ここでいう「電動車」は、電気自動車(EV)、燃料電池車(FCV)、プラグインハイブリッド車(PHEV)、ハイブリッド車(HV)です。昨今のマスコミ報道ではEV・FCVととらえる向きもあるようですが、そうではありません。

またEVへの特化を進めることについては、電気を作る過程でのCO2排出を含め、エネルギー政策全体を考える必要があることを、過日、自工会豊田会長がクギを刺していました。

2035年というとあと14年。いずれにしてもクルマの電動化は避けて通れない道ですが、一般的に新車開発には5年から7年ほどかかるとされていますので、自動車メーカーは現在開発中のモデルはともかく、その次に開発するクルマは電動車を視野に進めることになり、2035年は目と鼻の先といえます。

課題の一つが電池です。「グリーン成長戦略」では、2030年までのできるだけ早期に、電気自動車とガソリン車の経済性が同等となるよう取り組むとしており、2030年以降は、次世代電池として期待されている「全固体電池」の本格実用化、さらに2035年頃に「革新型電池(フッ化物電池・亜鉛負極電池)」の実用化を目指すとしていますが、これでは遅いのではないでしょうか。小型化、軽量化、低価格化をスピードアップする必要があります。

また当面国内市場ではHVまで含めるとしても、世界市場で進むEV化を考えると、将来的にEV化で不要になる部品を作っているメーカーについては、スピードを上げて固有技術を活かした新たな事業展開を進める必要があります。

ちなみに静岡経済研究所の調査によると、2014年の自動車部品出荷額 2兆7243億円のうち、EV化で不要となるエンジンなどの関連部品は1兆4962億円で、当時の静岡県の製造品出荷額が約16兆円でしたので、県内製造業の1割近くが影響を受けることになります。
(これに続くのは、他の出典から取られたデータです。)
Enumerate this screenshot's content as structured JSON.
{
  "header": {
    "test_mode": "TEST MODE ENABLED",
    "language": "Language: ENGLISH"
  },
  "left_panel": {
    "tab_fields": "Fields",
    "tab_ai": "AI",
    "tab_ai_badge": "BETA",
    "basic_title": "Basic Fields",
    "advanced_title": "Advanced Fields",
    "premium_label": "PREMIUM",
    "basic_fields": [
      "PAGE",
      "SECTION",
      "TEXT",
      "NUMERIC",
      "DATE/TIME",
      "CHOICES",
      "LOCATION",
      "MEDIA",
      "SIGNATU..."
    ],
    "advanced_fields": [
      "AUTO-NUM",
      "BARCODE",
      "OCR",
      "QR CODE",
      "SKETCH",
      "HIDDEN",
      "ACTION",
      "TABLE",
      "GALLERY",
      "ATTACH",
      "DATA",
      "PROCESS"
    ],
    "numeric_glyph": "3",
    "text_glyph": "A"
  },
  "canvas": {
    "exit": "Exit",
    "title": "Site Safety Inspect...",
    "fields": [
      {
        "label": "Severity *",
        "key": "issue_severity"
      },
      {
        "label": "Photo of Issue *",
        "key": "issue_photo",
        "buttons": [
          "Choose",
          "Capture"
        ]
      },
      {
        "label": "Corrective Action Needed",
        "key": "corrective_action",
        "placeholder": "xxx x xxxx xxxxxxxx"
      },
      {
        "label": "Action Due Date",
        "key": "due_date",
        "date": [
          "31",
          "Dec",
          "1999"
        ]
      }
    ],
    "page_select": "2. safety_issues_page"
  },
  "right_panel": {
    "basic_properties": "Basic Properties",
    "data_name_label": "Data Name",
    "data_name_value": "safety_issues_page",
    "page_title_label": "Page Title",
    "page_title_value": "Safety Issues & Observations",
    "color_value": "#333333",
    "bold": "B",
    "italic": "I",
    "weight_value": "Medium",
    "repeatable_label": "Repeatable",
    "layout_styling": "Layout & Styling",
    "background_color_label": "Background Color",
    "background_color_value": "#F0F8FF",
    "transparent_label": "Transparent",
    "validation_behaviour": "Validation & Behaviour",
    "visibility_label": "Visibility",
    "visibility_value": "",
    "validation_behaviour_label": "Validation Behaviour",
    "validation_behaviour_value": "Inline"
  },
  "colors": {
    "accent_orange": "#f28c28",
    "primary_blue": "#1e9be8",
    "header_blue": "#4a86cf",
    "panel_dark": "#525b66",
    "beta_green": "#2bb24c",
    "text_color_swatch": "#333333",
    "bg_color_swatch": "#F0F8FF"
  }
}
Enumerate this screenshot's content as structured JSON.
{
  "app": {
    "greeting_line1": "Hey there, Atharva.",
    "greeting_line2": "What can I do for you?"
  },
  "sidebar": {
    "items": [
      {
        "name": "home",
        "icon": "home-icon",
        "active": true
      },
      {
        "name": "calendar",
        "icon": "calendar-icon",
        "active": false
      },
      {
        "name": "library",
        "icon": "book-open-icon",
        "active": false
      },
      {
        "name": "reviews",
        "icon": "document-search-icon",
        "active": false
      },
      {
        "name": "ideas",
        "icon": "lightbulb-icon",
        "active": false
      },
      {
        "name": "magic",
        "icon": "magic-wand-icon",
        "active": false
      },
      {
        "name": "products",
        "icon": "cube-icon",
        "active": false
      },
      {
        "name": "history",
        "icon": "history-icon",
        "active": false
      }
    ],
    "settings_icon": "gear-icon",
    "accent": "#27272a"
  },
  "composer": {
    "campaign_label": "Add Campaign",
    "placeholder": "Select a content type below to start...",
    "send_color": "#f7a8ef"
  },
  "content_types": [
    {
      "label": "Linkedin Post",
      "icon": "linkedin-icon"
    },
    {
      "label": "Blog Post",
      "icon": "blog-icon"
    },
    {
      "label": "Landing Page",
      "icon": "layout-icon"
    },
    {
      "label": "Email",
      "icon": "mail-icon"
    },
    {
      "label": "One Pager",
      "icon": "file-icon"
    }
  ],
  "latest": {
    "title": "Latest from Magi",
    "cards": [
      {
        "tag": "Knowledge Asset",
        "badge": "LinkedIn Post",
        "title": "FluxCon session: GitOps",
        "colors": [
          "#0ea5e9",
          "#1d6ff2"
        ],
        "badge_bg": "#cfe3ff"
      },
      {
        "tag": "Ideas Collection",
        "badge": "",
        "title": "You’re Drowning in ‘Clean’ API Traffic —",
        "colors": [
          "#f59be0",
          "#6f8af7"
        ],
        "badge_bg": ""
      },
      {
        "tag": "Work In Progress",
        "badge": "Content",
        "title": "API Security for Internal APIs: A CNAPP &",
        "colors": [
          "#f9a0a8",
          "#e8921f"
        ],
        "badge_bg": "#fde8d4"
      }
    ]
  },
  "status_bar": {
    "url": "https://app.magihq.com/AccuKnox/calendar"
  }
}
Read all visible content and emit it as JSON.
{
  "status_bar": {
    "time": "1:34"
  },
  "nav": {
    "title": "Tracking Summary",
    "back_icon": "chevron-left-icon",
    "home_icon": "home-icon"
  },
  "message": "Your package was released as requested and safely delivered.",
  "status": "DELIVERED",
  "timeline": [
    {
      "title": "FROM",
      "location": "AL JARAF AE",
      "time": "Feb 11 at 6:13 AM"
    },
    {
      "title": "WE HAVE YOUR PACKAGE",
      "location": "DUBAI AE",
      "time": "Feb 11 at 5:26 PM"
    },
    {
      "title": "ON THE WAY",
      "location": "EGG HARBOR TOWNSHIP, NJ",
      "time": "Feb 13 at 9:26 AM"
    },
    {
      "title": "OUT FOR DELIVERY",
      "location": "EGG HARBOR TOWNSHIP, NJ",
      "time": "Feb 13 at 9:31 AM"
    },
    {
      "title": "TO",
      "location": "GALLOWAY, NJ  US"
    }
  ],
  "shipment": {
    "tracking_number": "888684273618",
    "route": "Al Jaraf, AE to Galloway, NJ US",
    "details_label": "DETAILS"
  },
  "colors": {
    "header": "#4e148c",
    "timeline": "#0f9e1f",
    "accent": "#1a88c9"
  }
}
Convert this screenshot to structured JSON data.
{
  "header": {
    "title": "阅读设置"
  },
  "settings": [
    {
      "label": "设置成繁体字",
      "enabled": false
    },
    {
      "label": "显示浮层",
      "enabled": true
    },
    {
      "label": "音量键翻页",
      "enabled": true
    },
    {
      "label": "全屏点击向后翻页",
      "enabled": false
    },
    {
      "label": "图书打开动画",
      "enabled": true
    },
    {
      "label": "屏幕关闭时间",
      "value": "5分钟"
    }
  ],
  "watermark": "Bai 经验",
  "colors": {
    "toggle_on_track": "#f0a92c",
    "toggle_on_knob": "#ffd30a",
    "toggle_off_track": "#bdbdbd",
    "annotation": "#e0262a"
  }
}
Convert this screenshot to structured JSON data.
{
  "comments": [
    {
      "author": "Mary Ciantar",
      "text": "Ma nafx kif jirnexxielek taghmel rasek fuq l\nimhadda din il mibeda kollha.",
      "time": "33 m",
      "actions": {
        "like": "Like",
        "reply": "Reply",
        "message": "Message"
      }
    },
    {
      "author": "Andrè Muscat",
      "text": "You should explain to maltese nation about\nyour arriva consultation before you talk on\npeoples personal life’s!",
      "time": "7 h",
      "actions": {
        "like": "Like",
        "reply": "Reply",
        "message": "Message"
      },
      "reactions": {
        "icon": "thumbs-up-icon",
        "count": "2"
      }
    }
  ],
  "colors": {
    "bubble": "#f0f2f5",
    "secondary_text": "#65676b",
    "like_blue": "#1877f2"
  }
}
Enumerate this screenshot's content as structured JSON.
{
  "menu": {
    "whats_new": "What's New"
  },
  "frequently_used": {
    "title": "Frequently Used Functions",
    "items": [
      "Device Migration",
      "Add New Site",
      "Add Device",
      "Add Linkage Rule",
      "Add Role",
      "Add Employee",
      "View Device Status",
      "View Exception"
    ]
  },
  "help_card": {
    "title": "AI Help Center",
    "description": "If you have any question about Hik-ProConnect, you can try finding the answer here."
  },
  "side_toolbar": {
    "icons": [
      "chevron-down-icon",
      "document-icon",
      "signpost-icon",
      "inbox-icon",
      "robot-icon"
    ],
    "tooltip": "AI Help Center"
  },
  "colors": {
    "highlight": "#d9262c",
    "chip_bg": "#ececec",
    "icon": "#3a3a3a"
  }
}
これらのものづくり産業を支援することが必要ですが、足元の生産を行いながら新技術の開発を進めるのは、中小企業のみなさんにとってなかなか厳しい現実があります。

県は「次世代自動車センター」を設置し支援を進めていますが、さらに質・量含めた支援が必要と考えます。来年度予算編成に向けてしっかりチェックしていきます。